Dari Marusan
Japan 2014, Izumi Takahashi, 103′
Dari, a young woman, is both deaf and a genius detective for lost pets, basically keeping afloat by herself the little agency she’s employed at. She seems to live a relatively normal life, getting engaged to her not very successful but loving boyfriend and chasing down lost cats. One day, she meets the very brusque Yoshikawa who ends up hiring her to find the parakeet he set free two years ago. But what he has lost is not really the pet.
Cinematically, this is nothing to write home about. If you’ve seen one low budget Asian artsy movie, you’ve seen them all.
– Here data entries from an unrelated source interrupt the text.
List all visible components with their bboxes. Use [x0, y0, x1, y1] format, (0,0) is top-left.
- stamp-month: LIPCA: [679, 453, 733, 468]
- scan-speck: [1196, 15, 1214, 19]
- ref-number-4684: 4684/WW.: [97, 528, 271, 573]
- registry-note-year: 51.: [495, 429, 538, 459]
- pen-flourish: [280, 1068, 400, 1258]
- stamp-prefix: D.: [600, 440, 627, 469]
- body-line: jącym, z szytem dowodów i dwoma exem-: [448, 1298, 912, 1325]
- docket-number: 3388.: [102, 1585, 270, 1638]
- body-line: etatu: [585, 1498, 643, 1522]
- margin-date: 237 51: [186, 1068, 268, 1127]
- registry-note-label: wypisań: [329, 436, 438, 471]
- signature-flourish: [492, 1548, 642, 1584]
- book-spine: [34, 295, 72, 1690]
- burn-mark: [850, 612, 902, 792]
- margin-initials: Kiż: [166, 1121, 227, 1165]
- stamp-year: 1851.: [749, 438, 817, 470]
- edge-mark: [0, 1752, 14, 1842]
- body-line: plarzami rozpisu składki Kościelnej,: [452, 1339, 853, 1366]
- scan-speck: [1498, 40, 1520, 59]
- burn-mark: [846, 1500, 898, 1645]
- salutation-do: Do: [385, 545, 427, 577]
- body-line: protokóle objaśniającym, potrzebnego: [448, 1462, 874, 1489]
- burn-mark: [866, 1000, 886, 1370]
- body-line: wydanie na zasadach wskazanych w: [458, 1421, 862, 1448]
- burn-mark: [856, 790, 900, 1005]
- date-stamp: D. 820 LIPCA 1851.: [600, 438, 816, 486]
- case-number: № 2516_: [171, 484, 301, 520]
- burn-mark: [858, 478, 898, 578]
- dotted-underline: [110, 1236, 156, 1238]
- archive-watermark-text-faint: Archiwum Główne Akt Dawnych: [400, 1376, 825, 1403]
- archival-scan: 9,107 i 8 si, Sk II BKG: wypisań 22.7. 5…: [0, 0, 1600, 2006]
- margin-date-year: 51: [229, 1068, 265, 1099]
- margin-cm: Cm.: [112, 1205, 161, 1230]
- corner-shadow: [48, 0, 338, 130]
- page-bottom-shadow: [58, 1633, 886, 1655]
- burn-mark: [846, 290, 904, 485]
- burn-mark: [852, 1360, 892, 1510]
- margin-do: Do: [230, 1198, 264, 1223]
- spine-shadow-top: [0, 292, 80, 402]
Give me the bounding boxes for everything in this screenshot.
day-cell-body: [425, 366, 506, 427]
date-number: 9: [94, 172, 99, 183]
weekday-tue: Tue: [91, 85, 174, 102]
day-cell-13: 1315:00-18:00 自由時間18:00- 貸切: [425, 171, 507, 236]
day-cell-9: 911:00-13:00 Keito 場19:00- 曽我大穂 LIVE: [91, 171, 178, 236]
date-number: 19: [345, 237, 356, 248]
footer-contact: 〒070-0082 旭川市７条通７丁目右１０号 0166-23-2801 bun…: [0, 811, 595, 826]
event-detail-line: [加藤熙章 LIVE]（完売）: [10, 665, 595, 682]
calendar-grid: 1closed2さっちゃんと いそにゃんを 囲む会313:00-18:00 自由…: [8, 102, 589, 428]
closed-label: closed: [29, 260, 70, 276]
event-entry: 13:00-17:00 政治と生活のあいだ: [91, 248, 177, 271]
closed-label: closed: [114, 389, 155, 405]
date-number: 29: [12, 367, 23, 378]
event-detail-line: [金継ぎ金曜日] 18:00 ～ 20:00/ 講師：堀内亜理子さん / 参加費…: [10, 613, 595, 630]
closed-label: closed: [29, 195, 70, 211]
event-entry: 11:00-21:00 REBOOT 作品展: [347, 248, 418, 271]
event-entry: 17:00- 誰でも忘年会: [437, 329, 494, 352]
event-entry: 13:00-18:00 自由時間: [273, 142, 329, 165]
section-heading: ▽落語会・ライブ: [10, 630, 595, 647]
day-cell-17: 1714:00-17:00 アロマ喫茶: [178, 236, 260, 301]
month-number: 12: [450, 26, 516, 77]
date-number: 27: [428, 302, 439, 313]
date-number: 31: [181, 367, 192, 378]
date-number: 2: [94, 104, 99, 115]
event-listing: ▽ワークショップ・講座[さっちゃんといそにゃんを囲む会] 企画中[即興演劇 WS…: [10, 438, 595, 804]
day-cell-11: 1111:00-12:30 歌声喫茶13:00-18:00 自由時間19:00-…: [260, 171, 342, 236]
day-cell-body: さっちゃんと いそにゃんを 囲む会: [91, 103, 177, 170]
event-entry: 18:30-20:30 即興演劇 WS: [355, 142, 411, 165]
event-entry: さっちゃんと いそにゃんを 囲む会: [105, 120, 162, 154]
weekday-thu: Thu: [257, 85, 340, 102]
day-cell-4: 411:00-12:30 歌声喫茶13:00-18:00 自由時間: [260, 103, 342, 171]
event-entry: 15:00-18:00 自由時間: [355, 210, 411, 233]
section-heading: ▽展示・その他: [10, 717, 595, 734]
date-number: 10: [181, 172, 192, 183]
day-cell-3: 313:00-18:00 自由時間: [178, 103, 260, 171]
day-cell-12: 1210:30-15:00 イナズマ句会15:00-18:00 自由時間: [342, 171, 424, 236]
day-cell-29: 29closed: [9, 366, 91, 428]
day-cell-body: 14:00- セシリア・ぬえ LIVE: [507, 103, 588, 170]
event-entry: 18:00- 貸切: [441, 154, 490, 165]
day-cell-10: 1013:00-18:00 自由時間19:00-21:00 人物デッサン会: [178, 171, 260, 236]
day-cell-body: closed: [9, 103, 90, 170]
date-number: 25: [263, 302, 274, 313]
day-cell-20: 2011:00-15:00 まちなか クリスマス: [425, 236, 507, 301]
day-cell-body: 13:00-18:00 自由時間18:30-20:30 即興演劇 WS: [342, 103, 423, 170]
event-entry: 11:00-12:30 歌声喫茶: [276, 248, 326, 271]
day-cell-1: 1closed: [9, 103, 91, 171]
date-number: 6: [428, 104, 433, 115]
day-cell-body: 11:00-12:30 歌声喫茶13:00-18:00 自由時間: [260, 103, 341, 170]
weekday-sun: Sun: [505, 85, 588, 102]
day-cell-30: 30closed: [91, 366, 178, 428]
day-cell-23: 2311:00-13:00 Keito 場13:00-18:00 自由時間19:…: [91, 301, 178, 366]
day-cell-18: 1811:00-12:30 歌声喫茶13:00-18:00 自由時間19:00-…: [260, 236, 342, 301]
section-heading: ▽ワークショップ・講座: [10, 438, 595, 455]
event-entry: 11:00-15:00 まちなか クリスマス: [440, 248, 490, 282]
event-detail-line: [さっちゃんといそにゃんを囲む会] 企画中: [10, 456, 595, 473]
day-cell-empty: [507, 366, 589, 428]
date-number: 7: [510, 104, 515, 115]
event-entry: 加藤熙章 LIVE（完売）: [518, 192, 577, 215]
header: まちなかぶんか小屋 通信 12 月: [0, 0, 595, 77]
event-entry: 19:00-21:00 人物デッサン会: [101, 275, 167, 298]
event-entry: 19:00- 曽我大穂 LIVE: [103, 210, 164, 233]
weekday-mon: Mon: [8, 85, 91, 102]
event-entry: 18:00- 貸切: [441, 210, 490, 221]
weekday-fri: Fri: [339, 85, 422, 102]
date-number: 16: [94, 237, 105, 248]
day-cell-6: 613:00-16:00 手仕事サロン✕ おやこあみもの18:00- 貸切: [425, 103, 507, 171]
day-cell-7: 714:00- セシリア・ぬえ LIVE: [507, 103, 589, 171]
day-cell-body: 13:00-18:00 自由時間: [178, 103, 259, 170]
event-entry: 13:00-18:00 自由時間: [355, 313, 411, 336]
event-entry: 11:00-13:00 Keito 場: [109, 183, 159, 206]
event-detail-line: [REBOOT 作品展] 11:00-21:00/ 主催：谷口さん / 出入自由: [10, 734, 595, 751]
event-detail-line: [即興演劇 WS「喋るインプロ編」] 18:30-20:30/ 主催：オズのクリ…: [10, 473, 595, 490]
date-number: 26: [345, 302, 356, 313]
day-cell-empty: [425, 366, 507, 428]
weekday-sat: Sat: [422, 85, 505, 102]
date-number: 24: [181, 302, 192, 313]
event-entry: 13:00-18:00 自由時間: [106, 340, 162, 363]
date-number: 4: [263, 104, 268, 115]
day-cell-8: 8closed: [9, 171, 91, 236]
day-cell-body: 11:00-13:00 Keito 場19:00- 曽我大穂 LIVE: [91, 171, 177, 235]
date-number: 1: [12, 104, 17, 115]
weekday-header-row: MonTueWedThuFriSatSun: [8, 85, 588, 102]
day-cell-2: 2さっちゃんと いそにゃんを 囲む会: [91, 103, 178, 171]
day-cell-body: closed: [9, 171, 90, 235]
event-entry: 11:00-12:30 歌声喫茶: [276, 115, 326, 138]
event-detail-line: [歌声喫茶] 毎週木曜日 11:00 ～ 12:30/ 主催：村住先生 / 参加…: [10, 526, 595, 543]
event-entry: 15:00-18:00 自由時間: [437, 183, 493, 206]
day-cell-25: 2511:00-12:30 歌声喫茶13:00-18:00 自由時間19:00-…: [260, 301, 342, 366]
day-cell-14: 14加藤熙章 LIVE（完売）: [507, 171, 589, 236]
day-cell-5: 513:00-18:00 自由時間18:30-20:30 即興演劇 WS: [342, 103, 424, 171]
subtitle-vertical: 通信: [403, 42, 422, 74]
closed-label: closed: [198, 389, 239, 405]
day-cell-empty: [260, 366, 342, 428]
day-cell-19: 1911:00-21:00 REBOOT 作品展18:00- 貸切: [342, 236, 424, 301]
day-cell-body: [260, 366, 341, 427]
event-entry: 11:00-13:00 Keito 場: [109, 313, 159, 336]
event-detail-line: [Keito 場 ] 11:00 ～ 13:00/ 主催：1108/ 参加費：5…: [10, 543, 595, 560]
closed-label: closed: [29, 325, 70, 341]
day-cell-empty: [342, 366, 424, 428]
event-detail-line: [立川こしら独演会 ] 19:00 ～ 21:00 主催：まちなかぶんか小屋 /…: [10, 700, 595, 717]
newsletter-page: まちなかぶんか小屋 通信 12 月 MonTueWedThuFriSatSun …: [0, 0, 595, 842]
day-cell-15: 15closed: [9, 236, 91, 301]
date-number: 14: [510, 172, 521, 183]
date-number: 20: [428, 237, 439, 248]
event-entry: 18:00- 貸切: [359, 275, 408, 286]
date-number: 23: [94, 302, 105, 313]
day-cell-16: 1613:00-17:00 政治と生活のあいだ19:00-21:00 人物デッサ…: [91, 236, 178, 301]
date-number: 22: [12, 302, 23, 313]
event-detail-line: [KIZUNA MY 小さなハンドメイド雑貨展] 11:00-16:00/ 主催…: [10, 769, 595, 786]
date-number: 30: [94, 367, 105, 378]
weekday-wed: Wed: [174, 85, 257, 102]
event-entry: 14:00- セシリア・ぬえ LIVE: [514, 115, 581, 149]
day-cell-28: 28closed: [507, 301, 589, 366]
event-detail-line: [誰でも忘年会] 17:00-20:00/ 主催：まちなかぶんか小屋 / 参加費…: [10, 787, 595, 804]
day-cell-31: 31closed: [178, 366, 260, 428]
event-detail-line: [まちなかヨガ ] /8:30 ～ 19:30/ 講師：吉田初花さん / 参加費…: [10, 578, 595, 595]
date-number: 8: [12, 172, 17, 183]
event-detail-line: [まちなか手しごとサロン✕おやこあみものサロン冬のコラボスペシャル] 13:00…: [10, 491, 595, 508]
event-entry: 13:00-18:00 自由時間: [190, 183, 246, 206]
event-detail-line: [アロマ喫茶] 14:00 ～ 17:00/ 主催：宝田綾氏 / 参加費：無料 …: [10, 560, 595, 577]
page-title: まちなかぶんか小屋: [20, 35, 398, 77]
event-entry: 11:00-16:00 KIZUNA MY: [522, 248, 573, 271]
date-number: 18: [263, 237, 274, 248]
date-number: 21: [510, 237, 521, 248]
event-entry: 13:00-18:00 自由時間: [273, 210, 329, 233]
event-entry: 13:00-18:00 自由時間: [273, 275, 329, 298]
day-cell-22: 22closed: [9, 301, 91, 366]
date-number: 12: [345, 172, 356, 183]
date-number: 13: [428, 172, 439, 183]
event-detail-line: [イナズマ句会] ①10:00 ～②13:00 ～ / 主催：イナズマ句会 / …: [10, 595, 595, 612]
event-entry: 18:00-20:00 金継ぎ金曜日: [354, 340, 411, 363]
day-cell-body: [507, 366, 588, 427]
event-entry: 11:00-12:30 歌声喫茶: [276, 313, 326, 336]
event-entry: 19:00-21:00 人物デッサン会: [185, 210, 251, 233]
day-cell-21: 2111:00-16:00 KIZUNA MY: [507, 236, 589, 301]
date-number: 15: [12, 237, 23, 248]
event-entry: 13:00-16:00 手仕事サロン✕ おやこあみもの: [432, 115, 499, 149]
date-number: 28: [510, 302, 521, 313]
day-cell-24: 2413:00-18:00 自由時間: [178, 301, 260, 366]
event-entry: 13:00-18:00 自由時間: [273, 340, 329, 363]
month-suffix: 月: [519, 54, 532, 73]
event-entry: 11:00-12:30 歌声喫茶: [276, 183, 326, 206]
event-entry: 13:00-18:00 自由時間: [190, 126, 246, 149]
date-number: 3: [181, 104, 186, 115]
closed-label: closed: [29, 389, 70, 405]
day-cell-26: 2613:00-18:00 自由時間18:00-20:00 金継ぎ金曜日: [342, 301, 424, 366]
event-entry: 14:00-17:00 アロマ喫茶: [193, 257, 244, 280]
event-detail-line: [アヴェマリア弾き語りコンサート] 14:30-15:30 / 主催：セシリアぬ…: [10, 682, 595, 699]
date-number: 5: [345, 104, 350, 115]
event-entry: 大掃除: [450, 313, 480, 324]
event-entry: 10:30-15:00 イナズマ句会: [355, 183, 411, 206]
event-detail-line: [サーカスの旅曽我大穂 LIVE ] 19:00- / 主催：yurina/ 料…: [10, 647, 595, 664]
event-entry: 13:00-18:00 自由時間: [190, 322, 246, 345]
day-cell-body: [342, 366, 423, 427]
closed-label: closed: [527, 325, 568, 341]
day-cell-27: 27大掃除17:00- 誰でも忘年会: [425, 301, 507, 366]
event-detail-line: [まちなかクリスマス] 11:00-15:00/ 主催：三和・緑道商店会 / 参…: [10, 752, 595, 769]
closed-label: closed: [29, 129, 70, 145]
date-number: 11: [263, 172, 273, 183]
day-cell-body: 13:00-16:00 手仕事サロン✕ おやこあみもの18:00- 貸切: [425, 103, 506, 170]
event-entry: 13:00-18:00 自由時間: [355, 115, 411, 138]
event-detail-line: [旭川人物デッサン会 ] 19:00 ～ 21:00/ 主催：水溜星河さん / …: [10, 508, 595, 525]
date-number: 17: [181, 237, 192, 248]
Outside of depicting Dari’s attempt at a normal life and Yoshikawa’s attempts at bottling up his emotions, many scenes revolve around both of them clashing with each other. The trusting and empathetic Dari finds out easily that Yoshikawa is not really searching for his parakeet but rather for the almost normal life he had with his two best friends in a somehow stable love triangle that was destroyed by pure chance. Yoshikawa on the other end challenges Dari’s trusting demeanor, threatening her many times, coming close to molesting her, always stopping short with the reason that raping a disabled girl is “no fun”, this reopens the scars from her childhood, which she tried to hide by adopting the mean nickname Dari Marusan the other children gave her. (It is a play on Daruma-san, which is a rude slang term for someone deaf as Daruma dolls don’t have ears) Every time they meet they keep pushing each other’s buttons, trying to heal their emotional wounds. The exchanges vary from tense, to uncomfortable to challenging and while they’re not the most expertly written, they are quite entertaining if you like this sort of interaction.